‘Tis the season for promises and premonitions. It is the time for hopes and dreams. For Resolutions.

The Earth has spun its way around the Sun once more and 2025 is racing into the rear view mirror. The year was tumultuous to say the least for the Colorado Rockies baseball team. You probably heard that they lost 119 games. That is, as experts say, a whole lot. They didn’t just lose either, often doing so in ways that walked the line between comedic and tragic. 

But it’s over now. 2025 is no more. What will 2026 hold?

Let’s take a look at two achievable goals apiece for the front office, the coaching staff, and the players to achieve this year.

Front Office Goals

  1. Sign some dudes to raise the floor

It doesn’t make sense to make major acquisitions right now. The Rockies are a long way from postseason contention. They are not one great player away from competing. But they are a few decent players away from no longer being laughable.

The new front office has understandably been slow to make roster transactions. Most of them just got their jobs. Before the season begins, though, they need to sign some veteran players to come in and at least stop the proverbial bleeding and give some guidance to the youngsters.

2026 is going to be a season about learning, growing, and even experimenting. But there has to be at least some winning to make those lessons stick.

  1. Make a bold trade or two this year

Trading for the sake of trading, or to satiate angry fanbases or hungry media, is a bad idea. That said, this team is still in need of some major shakeups. There simply is not enough pitching talent in the system to make the kind of dramatic improvements the front office has said they are looking for. They do, however, have an intriguing mix of position player prospects who could perhaps be moved to address the lack of pitching.

The first half of the season will determine who has the most value at the deadline. And the Rockies will need to be active at that deadline if they are going to boost this rebuild into overdrive.

Coaching Goals

  1. Young players must broadly show growth

It can always be difficult to determine the exact impact of an MLB coaching staff. Ultimately, results are in the hands of the players. Coaches aren’t paid to do nothing, though.

This is the most ambiguous goal on this list. How do we measure player growth if not through statistics? The main focus here is to put a stop to the parade of disappointment and stagnation. Michael Toglia, who has since been released, became the poster child for promising players not reaching their potential in Denver. We need to see less of that. 

Guys like Kyle Karros, Zac Veen, and eventually Charlie Condon need to show some steady progress even if they don’t take the world by storm.

  1. Fewer Blowouts

So, let’s move from the amorphous to the incredibly specific. The 14-2 games that were clearly over by the third inning have got to stop.

This is something the coaching staff has much more direct control over. Whether it’s choosing the right reliever at the right time or recognizing who needs the off day (or on day) they have to find ways to stop so many games from slipping so far away. 

Again, even if the young core of the future must continue to take their lumps this season, it’s important they do so in competitive games. 

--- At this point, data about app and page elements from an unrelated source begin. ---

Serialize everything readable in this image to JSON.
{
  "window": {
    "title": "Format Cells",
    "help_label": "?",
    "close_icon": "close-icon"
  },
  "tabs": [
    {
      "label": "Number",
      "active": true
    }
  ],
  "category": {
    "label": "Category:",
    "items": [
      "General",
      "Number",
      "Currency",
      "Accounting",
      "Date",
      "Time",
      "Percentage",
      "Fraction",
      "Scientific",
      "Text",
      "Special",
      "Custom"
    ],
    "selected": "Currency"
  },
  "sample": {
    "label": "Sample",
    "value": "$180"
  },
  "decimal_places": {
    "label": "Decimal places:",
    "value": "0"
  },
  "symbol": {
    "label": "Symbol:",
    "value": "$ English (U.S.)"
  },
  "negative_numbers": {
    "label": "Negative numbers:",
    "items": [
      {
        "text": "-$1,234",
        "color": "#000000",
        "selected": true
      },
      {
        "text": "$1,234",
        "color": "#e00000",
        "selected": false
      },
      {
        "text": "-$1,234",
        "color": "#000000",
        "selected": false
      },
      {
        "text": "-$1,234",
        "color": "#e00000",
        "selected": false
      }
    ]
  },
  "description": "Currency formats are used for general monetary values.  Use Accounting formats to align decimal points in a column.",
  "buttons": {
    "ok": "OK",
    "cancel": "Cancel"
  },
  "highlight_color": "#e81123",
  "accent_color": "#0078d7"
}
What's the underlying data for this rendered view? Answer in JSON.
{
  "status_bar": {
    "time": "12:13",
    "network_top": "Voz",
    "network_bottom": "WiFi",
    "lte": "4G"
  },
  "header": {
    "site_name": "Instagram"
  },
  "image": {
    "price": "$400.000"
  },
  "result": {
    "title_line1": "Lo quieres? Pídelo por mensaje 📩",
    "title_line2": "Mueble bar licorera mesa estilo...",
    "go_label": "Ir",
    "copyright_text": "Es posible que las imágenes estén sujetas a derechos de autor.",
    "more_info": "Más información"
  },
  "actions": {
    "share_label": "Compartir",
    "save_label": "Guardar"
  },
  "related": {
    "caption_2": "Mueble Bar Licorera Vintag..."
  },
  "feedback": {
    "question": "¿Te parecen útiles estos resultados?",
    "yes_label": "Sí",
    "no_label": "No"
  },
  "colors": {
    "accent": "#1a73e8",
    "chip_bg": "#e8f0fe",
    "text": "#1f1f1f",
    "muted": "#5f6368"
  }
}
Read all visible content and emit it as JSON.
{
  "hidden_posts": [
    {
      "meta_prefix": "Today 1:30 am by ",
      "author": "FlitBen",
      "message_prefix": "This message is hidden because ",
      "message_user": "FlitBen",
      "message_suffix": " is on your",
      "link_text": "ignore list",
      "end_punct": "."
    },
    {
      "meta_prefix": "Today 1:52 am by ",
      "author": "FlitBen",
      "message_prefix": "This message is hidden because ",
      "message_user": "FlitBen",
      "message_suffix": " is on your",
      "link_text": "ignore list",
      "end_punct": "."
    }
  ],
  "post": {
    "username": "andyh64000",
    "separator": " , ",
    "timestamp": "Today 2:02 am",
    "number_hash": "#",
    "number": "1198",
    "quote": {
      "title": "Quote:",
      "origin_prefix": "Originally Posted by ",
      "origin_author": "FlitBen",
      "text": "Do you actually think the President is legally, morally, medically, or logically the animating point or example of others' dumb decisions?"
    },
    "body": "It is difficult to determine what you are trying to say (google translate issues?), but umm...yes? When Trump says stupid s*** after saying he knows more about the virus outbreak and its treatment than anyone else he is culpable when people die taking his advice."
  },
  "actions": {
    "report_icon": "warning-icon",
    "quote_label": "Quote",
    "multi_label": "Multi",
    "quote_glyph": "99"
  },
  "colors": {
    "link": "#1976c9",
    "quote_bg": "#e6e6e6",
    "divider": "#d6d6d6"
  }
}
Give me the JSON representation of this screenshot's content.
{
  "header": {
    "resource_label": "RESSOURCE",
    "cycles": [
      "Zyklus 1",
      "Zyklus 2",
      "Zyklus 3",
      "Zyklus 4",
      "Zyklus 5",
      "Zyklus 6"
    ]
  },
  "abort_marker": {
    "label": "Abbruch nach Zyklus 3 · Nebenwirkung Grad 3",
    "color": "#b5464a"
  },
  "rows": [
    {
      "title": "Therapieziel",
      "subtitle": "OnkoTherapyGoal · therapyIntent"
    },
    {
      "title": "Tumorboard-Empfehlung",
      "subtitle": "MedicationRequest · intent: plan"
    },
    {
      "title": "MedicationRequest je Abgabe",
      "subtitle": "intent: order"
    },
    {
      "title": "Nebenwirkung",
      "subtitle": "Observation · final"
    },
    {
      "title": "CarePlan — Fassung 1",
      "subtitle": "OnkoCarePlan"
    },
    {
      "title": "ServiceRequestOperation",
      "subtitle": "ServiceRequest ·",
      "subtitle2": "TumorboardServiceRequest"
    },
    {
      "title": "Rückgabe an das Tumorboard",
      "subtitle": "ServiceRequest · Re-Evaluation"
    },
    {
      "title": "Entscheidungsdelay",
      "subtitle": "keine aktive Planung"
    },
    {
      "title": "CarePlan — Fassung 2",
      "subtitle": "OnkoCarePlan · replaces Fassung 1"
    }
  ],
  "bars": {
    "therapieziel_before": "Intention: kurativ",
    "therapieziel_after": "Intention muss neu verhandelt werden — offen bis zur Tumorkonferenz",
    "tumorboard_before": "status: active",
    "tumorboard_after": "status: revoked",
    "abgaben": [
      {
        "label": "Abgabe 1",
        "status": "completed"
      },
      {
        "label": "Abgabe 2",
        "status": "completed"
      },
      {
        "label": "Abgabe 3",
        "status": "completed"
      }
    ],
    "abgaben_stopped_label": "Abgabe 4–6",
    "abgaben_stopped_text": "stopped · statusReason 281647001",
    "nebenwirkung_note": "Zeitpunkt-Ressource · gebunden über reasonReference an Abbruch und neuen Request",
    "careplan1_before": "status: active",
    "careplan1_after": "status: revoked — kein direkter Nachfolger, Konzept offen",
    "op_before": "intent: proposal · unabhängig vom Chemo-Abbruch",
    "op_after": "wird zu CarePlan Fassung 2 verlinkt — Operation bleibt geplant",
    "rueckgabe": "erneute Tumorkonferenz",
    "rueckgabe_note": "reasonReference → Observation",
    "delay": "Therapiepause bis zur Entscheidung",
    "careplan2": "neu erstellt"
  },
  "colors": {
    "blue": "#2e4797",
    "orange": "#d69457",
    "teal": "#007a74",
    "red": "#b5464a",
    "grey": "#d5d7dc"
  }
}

In 2026, this team should aim to cut the number of games where position players end up pitching by half.

Player Goals

  1. Raising the floor… and ceiling 

As discussed, the Rockies front office and coaching staff both have their responsibilities for raising the floor of this team. But so do the players.

For two decades, even when the Rockies were bad (which was a lot) they still had players who put up numbers. Commonly, you would arrive at Coors Field and see three or four guys in the lineup batting over .300 and/or flirting with 30 homers on the season. Those days feel like a faraway dream right now.

So, while it would be a good goal to not, as a team, be at the bottom of every statistical category in MLB, it would also be interesting to see the teir best players return to legitimate elite status.

Is Ezequiel Tovar that guy? Hunter Goodman? Is this the year Brenton Doyle puts it all together? Can Condon emerge as their most exciting rookie in years?

We will all find out together. 

  1. DON’T LOSE ONE HUNDRED GAMES

Now it’s time for the big one.

It is absolutely, positively, wild to accurately say that this team could improve by 19 games and still lose 100. The starting point feels impossible. Except, it isn’t the starting point. Not really. Every season is a new one. And there is a different feel in the thin mountain air.

Of course, nobody in their right mind expects the Colorado Rockies to fight for the postseason right now. But, oddly enough, a 20-game improvement doesn’t feel far-fetched. At all. Even without much roster movement, they really ought to be a better ballclub this season. Though, again, there should be some roster movement. 

A healthy Tovar in and of itself could go a long way toward stabilizing the runaway losing streaks. A few acquisitions here, some growth of talented youth there, and maybe a little bit of magic/luck on their side now that they’ve finally reset the entire organization… and who knows?

Maybe, this year, they’ll just be normal bad.